Im Jahr darauf hatte ich dann wieder mehr Auftritte, wurde aber kaum für Gastspiele (vor allem in Stuttgart) freigestellt. Die Folge: Ich habe meinen Vertrag unter sehr unerfreulichen Umständen aufgelöst und war plötzlich bereits am Beginn meiner Karriere freischaffend tätig. Dabei wäre ich sehr gerne fest in Köln geblieben. Im Laufe der Jahre habe ich eine Form gefunden, die mir beide Möglichkeiten bietet, freischaffend und fest im Ensemble zu arbeiten. Bei meinem aktuellen Vertrag in Stuttgart, wo optimal geplant wird, habe ich genügend Freiraum für Gastspiele. Ich habe eigentlich immer eine Form gesucht, wo ich einerseits im geschützteren Raum eines Ensembles arbeiten, andererseits aber auch an anderen Häusern wichtige Erfahrungen sammeln kann.
Dabei spielen Dirigenten und Regisseure eine wichtige Rolle. Mit welchen haben Sie denn besonders gern zusammen gearbeitet? Wichtig beim Dirigenten ist, dass man sich gegenseitig zuhört. Wenn ich in der Probenatmosphäre den Eindruck habe, wir hier oben auf der Bühne machen etwas, und unten im Orchestergraben rührt jemand in der Musik herum, stört mich das immer wahnsinnig. Wir haben doch nur diese eine Lebenszeit, und Arbeitszeit ist Lebenszeit. Deshalb sollten wir uns bemühen, diese Zeit sinnvoll zu nutzen, sinnfällig zu machen.
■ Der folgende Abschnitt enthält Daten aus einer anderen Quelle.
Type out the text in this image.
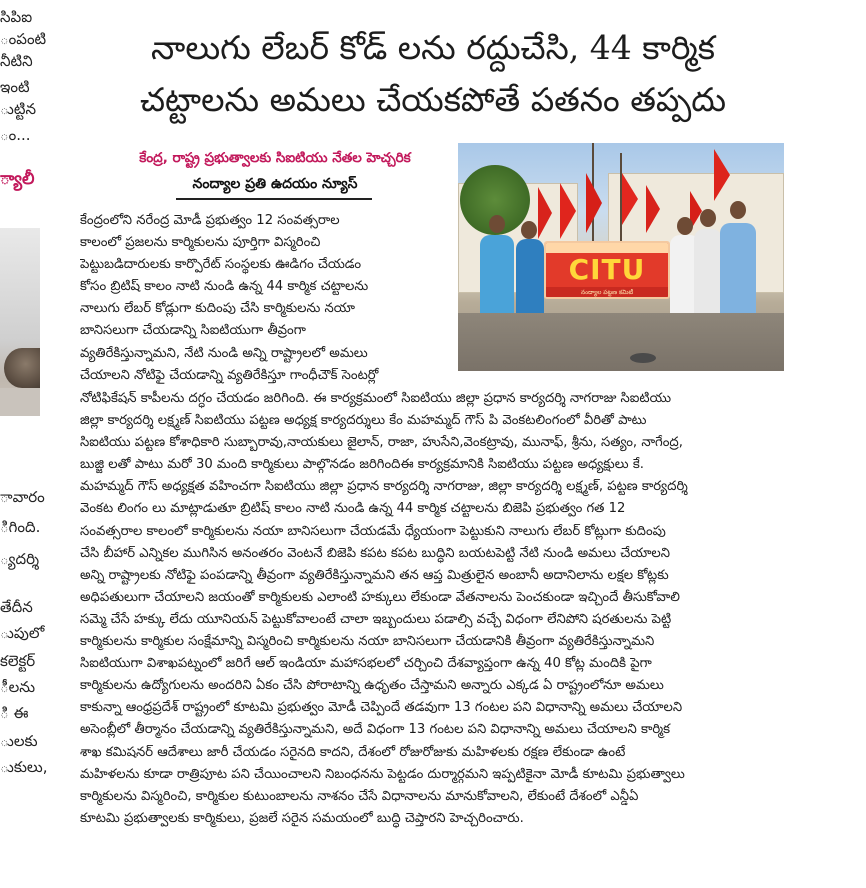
సిపిఐ
ంపంటి
నీటిని
ఇంటి
ుట్టిన
ం...
్యాలీ
ావారం
ిగింది.
్యదర్శి
తేదీన
ుపులో
కలెక్టర్
ీలను
ి ఈ
ులకు
ుకులు,
నాలుగు లేబర్ కోడ్ లను రద్దుచేసి, 44 కార్మిక
చట్టాలను అమలు చేయకపోతే పతనం తప్పదు
కేంద్ర, రాష్ట్ర ప్రభుత్వాలకు సిఐటియు నేతల హెచ్చరిక
నంద్యాల ప్రతి ఉదయం న్యూస్
CITU
నంద్యాల పట్టణ కమిటీ
కేంద్రంలోని నరేంద్ర మోడీ ప్రభుత్వం 12 సంవత్సరాల
కాలంలో ప్రజలను కార్మికులను పూర్తిగా విస్మరించి
పెట్టుబడిదారులకు కార్పొరేట్ సంస్థలకు ఊడిగం చేయడం
కోసం బ్రిటిష్ కాలం నాటి నుండి ఉన్న 44 కార్మిక చట్టాలను
నాలుగు లేబర్ కోడ్లుగా కుదింపు చేసి కార్మికులను నయా
బానిసలుగా చేయడాన్ని సిఐటియుగా తీవ్రంగా
వ్యతిరేకిస్తున్నామని, నేటి నుండి అన్ని రాష్ట్రాలలో అమలు
చేయాలని నోటిఫై చేయడాన్ని వ్యతిరేకిస్తూ గాంధీచౌక్ సెంటర్లో
నోటిఫికేషన్ కాపీలను దగ్ధం చేయడం జరిగింది. ఈ కార్యక్రమంలో సిఐటియు జిల్లా ప్రధాన కార్యదర్శి నాగరాజు సిఐటియు
జిల్లా కార్యదర్శి లక్ష్మణ్ సిఐటియు పట్టణ అధ్యక్ష కార్యదర్శులు కేం మహమ్మద్ గౌస్ పి వెంకటలింగంలో వీరితో పాటు
సిఐటియు పట్టణ కోశాధికారి సుబ్బారావు,నాయకులు జైలాన్, రాజా, హుసేని,వెంకట్రావు, మునాఫ్, శ్రీను, సత్యం, నాగేంద్ర,
బుజ్జి లతో పాటు మరో 30 మంది కార్మికులు పాల్గొనడం జరిగిందిఈ కార్యక్రమానికి సిఐటియు పట్టణ అధ్యక్షులు కే.
మహమ్మద్ గౌస్ అధ్యక్షత వహించగా సిఐటియు జిల్లా ప్రధాన కార్యదర్శి నాగరాజు, జిల్లా కార్యదర్శి లక్ష్మణ్, పట్టణ కార్యదర్శి
వెంకట లింగం లు మాట్లాడుతూ బ్రిటిష్ కాలం నాటి నుండి ఉన్న 44 కార్మిక చట్టాలను బిజెపి ప్రభుత్వం గత 12
సంవత్సరాల కాలంలో కార్మికులను నయా బానిసలుగా చేయడమే ధ్యేయంగా పెట్టుకుని నాలుగు లేబర్ కోట్లుగా కుదింపు
చేసి బీహార్ ఎన్నికల ముగిసిన అనంతరం వెంటనే బిజెపి కపట కపట బుద్ధిని బయటపెట్టి నేటి నుండి అమలు చేయాలని
అన్ని రాష్ట్రాలకు నోటిఫై పంపడాన్ని తీవ్రంగా వ్యతిరేకిస్తున్నామని తన ఆప్త మిత్రులైన అంబానీ అదానిలాను లక్షల కోట్లకు
అధిపతులుగా చేయాలని జయంతో కార్మికులకు ఎలాంటి హక్కులు లేకుండా వేతనాలను పెంచకుండా ఇచ్చిందే తీసుకోవాలి
సమ్మె చేసే హక్కు లేదు యూనియన్ పెట్టుకోవాలంటే చాలా ఇబ్బందులు పడాల్సి వచ్చే విధంగా లేనిపోని షరతులను పెట్టి
కార్మికులను కార్మికుల సంక్షేమాన్ని విస్మరించి కార్మికులను నయా బానిసలుగా చేయడానికి తీవ్రంగా వ్యతిరేకిస్తున్నామని
సిఐటియుగా విశాఖపట్నంలో జరిగే ఆల్ ఇండియా మహాసభలలో చర్చించి దేశవ్యాప్తంగా ఉన్న 40 కోట్ల మందికి పైగా
కార్మికులను ఉద్యోగులను అందరిని ఏకం చేసి పోరాటాన్ని ఉధృతం చేస్తామని అన్నారు ఎక్కడ ఏ రాష్ట్రంలోనూ అమలు
కాకున్నా ఆంధ్రప్రదేశ్ రాష్ట్రంలో కూటమి ప్రభుత్వం మోడీ చెప్పిందే తడవుగా 13 గంటల పని విధానాన్ని అమలు చేయాలని
అసెంబ్లీలో తీర్మానం చేయడాన్ని వ్యతిరేకిస్తున్నామని, అదే విధంగా 13 గంటల పని విధానాన్ని అమలు చేయాలని కార్మిక
శాఖ కమిషనర్ ఆదేశాలు జారీ చేయడం సరైనది కాదని, దేశంలో రోజురోజుకు మహిళలకు రక్షణ లేకుండా ఉంటే
మహిళలను కూడా రాత్రిపూట పని చేయించాలని నిబంధనను పెట్టడం దుర్మార్గమని ఇప్పటికైనా మోడీ కూటమి ప్రభుత్వాలు
కార్మికులను విస్మరించి, కార్మికుల కుటుంబాలను నాశనం చేసే విధానాలను మానుకోవాలని, లేకుంటే దేశంలో ఎన్డీఏ
కూటమి ప్రభుత్వాలకు కార్మికులు, ప్రజలే సరైన సమయంలో బుద్ధి చెప్తారని హెచ్చరించారు.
Und die Magie entsteht erst, wenn wir uns gegenseitig wirklich zuhören. Dabei muss der Dirigent vom Pult aus in der Szene mit agieren. Nahezu perfekt verwirklicht das für mich Kirill Petrenko, aber natürlich auch Sylvain Cambreling hier in Stuttgart. Leuchttürme im Regiebereich waren für mich natürlich Hans Neuenfels, aber auch Nicolas Brieger oder Jossi Wieler & Sergio Morabito. Nicht zu vergessen die wunderbare Arbeit mit Kirill Serebrennikov in der Stuttgarter Salome.
Sie singen auch gerne Operette, haben sogar im vergangenen Jahr bei den lokalen Stauferfestspielen im baden-württembergischen Göppingen den Adam im Vogelhändler gesungen, bei dem nicht nur Ihre Frau, sondern auch Ihr jüngster Sohn Julius (7) mitgewirkt haben. Was reizt Sie an diesem Genre? Operette ist einfach faszinierend und bietet lyrischen Tenören ganz tolle, aber auch immens schwierige Traumpartien. Man muss hier eine gute Mischung finden zwischen der relativ tiefen Tessitura, die ein gewisses Gewicht verlangt, und der Kraft, die Stimme wieder nach oben zu führen. In dieser Musik stecken außerdem so viele Nuancen wie in einer Mozart-Arie oder in einem Schubert-Lied. Dazu kommt bei der Operette noch ein fast Dada-hafter Wortwitz. Damit kann man ungeheuer spielen. Bei meiner Abschlussprüfung an der Stuttgarter Musikhochschule habe ich „Schatz, ich bitt´ dich, komm heut´ Nacht“ aus Lehárs Frasquita gesungen. Operette war schon immer ein Teil meiner stimmlichen Entwicklung.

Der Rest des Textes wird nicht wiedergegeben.